The leason learned when one admits to being broken is that you are then asking others around you to take a bit more care and gentleness when engaging you. That's a good thing to remember and a good reason to live a life of gentle and considered action...you never know how people are broken until you risk breaking them some more.

Tuesday, January 04, 2005

The Gates and other modern art

As part of my on-going missions is to bring the world of modern dance and art to my friends and family I introduce you to Christo and Jeanne-Claude, a husband and wife team of artists who develop HUGE installation pieces around the world. Christo and Jeanne-Claude are best known for their wrapped pieces...basically they go around the world and wrap big stuff...the Reichstag, trees, etc...

Yesterday, in Central Park, Christo and Jeanne-Claude began installation of their newest piece "The Gates" http://christojeanneclaude.net/tg.html#anchor

"The Gates" encompasess a series of steel gates (duh!) from whence saffron colored sheets of fabric will be suspended. The gates will line approximately 23 miles of Central Park's trails and will range in size from 5' 6" to 18 feet. The instillation of the piece will run from Jan. 3 - Feb. 12. The Gates will then be up in the city for 16 days. The total cost of the piece is $20 million and is completely self-financed. Try to catch a gander of the installation if you plan to be in the city at any point and time in the next two months.

Christo and Jeanne-Claude's next piece will entail wrapping the Arkansas River in Colorado under miles of semi-translucent fabric.

On a slightly different bent, the International Center for Photography (ICP) is running an interesting exhibit on the identify and implications of whiteness http://www.icp.org/exhibitions/white/index.html. The exhibit runs until Feb. 27th. I had a chance to catch the show over the weekend. I'm still not entirely sure how I feel about the exhibit. It was interesting on many levels. First and foremost, this is the first exhibit of its kind - examining the white race utilizing themes traditionally only used by blacks, asians, latinos etc... On the one hand, it's interesting that at this time in history someone would even consider pulling together an exhibit of this nature. What are the implications? Well, the first thing that jumps to mind is that it is a positive step in breaking down the assumption that because the white race is the "dominant" race in this country and its influence so pervasive, it does not need to be examined. The mere existance of the show is a clear indicator (well, at least to me) that the assumption that "white is right" is no longer true. The white race is quickly losing its hold on the racial mix of the US and the community is now finally starting to realize it must question itself within the context of American culture. I also had the great fortune of attending the show with a white friend and getting his perspective on the topic.

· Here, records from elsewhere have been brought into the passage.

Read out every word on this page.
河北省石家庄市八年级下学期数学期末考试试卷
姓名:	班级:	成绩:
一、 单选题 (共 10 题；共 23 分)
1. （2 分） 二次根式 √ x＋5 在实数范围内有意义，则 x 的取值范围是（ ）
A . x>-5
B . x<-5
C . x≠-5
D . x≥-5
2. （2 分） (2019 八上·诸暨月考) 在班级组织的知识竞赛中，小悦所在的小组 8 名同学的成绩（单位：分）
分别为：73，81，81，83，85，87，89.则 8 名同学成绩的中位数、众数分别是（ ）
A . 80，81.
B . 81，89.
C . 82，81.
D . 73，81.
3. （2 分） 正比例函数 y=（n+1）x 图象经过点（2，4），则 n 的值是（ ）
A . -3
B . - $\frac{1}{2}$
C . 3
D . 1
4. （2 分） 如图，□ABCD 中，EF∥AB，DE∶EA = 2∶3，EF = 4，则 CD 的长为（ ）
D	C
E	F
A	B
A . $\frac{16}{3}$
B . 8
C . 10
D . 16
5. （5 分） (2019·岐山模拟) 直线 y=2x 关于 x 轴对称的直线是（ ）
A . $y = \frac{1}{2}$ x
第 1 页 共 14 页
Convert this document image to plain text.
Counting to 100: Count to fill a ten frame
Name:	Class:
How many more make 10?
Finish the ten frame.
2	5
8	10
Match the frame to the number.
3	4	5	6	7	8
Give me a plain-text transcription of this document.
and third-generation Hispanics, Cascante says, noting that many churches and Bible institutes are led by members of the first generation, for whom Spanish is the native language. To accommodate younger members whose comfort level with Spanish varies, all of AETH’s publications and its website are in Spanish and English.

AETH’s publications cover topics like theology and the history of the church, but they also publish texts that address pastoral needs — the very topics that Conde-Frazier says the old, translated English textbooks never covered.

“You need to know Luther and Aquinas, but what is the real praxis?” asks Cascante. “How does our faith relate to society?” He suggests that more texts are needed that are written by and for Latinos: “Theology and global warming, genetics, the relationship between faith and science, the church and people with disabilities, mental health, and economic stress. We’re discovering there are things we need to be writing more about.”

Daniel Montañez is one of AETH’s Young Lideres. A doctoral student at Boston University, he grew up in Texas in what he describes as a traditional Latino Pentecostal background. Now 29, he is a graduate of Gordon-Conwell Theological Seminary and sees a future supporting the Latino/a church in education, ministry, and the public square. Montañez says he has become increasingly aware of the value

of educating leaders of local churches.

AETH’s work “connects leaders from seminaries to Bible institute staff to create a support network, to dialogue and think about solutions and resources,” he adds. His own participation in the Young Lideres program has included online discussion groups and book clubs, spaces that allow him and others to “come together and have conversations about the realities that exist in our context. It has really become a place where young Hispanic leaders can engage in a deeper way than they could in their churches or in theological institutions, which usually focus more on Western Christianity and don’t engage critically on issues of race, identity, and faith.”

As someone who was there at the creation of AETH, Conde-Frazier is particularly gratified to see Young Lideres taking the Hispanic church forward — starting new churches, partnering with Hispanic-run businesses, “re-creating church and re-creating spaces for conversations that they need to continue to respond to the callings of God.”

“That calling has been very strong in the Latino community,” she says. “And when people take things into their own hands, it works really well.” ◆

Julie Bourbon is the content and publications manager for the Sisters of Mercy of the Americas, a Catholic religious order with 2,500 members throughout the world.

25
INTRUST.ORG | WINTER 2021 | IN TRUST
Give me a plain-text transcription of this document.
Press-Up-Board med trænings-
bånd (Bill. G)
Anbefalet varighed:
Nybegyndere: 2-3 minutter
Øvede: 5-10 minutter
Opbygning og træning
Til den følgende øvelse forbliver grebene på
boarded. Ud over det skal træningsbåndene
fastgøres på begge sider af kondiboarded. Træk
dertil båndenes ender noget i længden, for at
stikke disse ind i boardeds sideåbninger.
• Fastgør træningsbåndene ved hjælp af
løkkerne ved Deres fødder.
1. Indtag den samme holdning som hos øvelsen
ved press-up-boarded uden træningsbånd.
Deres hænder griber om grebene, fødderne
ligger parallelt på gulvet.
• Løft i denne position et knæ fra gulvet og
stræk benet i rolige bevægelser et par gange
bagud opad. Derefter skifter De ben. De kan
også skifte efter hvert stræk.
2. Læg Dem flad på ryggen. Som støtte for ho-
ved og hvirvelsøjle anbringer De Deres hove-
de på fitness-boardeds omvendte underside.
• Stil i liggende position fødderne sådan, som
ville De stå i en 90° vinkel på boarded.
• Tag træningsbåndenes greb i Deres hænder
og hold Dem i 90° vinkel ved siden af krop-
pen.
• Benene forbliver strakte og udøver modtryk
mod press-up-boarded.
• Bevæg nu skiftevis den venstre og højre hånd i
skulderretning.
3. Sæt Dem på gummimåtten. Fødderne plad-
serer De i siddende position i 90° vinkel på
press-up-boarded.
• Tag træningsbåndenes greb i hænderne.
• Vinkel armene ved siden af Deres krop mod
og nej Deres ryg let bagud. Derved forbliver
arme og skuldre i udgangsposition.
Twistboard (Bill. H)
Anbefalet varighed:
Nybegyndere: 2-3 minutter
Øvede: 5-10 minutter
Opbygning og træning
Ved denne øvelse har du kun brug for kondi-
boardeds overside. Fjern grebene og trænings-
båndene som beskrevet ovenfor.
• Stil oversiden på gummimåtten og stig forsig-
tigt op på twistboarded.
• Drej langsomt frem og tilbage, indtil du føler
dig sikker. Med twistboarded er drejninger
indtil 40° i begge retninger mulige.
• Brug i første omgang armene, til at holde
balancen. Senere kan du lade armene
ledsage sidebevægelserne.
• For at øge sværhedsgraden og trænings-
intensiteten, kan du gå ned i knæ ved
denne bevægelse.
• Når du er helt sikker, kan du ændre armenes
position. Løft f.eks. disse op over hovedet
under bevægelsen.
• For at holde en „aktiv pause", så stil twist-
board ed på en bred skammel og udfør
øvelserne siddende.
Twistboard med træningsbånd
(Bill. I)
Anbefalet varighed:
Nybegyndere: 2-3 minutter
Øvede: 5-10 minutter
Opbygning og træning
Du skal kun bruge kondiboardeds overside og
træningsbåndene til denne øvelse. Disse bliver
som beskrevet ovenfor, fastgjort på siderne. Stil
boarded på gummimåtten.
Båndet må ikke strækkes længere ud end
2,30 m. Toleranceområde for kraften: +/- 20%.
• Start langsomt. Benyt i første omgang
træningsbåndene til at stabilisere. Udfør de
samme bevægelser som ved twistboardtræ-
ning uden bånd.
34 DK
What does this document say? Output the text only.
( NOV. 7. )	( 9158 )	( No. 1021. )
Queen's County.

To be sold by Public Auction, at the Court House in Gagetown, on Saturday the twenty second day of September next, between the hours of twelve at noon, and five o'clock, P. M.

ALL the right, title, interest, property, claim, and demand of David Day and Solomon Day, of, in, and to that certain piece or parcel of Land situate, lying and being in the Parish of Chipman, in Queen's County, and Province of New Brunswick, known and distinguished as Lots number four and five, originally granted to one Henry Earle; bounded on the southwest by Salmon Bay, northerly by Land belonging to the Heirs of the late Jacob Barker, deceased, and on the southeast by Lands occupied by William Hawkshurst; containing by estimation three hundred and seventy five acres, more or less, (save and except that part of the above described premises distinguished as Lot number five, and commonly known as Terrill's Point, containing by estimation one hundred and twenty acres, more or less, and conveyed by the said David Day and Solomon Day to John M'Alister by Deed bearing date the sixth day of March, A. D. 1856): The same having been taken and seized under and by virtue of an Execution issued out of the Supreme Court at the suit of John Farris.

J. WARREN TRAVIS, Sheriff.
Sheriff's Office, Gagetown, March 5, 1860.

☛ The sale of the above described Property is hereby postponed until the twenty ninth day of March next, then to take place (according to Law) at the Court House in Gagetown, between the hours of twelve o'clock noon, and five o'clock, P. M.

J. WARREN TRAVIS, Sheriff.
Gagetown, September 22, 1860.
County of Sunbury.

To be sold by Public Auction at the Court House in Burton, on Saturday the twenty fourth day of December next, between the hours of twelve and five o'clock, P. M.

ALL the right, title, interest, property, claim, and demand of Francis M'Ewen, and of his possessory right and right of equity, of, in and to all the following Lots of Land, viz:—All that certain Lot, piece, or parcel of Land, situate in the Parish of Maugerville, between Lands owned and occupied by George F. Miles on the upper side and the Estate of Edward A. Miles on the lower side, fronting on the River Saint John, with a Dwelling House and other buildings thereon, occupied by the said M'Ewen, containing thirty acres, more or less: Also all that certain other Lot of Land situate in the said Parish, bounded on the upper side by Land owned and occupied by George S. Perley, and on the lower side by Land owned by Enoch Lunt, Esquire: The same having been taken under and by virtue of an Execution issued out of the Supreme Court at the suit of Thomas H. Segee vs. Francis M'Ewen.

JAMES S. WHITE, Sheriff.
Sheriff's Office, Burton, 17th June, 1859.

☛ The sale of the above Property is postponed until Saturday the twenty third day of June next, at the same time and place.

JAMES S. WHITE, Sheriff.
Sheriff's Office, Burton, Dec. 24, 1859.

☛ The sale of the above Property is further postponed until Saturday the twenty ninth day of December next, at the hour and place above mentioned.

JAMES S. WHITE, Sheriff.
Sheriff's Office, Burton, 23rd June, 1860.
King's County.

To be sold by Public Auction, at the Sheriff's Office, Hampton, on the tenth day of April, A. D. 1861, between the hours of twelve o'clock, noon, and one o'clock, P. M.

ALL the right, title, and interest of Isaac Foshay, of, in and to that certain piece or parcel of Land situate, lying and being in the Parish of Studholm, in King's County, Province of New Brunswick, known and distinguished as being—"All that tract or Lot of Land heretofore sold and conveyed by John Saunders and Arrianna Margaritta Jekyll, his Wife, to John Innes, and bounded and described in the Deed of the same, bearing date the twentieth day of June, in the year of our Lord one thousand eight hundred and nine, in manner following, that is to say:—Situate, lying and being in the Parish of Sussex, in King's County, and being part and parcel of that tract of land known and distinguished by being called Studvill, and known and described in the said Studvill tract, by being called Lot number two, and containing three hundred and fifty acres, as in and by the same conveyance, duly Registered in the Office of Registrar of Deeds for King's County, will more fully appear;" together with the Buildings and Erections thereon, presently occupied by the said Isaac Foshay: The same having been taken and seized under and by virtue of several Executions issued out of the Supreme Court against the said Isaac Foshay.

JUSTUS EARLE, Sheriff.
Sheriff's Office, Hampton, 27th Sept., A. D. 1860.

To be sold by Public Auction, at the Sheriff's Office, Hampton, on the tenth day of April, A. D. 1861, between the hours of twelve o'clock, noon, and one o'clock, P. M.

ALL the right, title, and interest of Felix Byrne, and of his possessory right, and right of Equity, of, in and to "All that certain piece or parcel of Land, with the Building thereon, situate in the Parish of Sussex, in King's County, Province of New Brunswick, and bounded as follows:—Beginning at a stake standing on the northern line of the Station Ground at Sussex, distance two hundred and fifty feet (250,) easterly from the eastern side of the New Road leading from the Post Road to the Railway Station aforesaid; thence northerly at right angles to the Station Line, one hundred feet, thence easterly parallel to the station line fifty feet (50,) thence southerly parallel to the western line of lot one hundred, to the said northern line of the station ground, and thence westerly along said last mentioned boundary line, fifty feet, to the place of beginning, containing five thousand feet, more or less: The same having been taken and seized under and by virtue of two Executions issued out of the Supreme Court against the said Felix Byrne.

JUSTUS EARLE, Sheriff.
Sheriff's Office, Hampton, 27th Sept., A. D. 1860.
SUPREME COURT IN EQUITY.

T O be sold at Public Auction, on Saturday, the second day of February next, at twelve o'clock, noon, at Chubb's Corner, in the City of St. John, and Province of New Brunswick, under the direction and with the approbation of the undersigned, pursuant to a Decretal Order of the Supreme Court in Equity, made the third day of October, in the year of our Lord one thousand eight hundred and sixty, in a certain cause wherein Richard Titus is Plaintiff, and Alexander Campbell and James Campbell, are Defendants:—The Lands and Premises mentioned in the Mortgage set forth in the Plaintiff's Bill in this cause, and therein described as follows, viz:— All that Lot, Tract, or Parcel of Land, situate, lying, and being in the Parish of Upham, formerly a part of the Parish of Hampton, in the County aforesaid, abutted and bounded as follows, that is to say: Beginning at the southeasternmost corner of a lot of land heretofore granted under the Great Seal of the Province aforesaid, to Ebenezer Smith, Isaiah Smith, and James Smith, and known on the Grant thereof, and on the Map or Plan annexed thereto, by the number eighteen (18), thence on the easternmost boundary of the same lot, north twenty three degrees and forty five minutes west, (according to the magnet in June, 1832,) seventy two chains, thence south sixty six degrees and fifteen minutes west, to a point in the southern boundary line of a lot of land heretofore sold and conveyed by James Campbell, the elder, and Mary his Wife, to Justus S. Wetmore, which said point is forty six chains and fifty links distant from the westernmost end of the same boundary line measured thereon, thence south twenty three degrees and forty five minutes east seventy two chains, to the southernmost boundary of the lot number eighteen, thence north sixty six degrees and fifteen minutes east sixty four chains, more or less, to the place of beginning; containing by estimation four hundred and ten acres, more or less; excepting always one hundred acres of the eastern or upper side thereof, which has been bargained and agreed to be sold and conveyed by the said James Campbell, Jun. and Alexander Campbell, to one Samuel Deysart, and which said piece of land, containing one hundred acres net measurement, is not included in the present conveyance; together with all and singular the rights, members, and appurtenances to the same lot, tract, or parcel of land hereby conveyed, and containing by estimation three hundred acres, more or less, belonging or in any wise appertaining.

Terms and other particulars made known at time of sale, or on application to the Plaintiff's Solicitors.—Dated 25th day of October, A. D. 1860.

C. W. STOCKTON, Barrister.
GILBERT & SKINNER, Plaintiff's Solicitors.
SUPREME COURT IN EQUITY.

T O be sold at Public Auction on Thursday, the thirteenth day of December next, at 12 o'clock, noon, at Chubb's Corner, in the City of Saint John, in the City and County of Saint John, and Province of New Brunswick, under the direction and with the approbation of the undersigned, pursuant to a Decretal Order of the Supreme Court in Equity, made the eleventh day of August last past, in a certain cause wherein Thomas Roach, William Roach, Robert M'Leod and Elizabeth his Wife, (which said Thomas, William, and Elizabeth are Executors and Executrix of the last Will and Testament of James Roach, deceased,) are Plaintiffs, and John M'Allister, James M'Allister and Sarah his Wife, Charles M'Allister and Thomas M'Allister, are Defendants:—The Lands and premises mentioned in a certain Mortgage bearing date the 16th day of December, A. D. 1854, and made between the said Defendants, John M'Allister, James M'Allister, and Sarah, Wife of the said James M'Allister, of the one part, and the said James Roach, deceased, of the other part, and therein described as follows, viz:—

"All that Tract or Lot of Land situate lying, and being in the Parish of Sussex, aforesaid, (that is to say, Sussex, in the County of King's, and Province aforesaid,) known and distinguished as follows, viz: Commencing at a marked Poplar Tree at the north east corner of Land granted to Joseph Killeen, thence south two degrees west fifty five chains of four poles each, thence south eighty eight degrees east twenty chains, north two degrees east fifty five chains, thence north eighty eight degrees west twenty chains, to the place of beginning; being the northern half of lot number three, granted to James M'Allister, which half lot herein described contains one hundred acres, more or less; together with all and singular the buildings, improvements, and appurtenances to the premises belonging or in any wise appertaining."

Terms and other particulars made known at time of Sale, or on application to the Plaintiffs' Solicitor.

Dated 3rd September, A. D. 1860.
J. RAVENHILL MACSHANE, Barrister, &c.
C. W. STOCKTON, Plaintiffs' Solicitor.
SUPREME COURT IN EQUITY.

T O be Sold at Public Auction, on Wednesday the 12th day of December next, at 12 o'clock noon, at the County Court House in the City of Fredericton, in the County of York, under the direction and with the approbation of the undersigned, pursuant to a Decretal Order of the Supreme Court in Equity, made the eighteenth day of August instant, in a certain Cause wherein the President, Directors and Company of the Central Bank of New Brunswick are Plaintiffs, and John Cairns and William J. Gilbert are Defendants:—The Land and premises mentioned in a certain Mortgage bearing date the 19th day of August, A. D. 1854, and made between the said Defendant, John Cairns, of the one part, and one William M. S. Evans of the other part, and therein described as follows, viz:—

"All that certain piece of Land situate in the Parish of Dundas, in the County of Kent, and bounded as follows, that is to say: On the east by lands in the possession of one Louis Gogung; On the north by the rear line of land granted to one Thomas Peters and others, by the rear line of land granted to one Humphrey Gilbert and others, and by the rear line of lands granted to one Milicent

And while you're at the ICP...check out the Ralph Eugene Meatyard http://www.icp.org/exhibitions/meatyard/index.html exhibit downstairs. What a wonderful surprise.

Oh...modern art...how yummy!

Monday, January 03, 2005

Shout out to Momix!

Have you ever:

> Watched an art performance transfixed, unable to blink, divert your gaze, or even breathe?
> Wondered in awe at the potential of the human body and the human imagination?
> Walked out of a theater only to realize that your life is completely altered, your perceptions of reality, time, beauty, and space transformed?

If you have, then you've probably already seen the dance troupe Momix perform. If not, then I say, get thee to the Momix website (www.momix.com) and find out if they will be performing in your 'hood.

It was with great delight that I learned this morning that Momix will once again be visiting New York City in May for several performances at the Joyce Theater. They will be performing their inspiring Opus Cactus as well as a new piece!!!! I'll be attending at least one performance of each piece. Anyone wanna join me?

I want to provide you with more description but I feel my puny little brain and vocabulary would only taint the exquisite beauty of their work. Momix is best appreciated first hand. Trust me, you won't be sorry you saw them. Not often do you get to appreciate how much good there still is in this world...for surely good still exists if people are able to think and create on this level.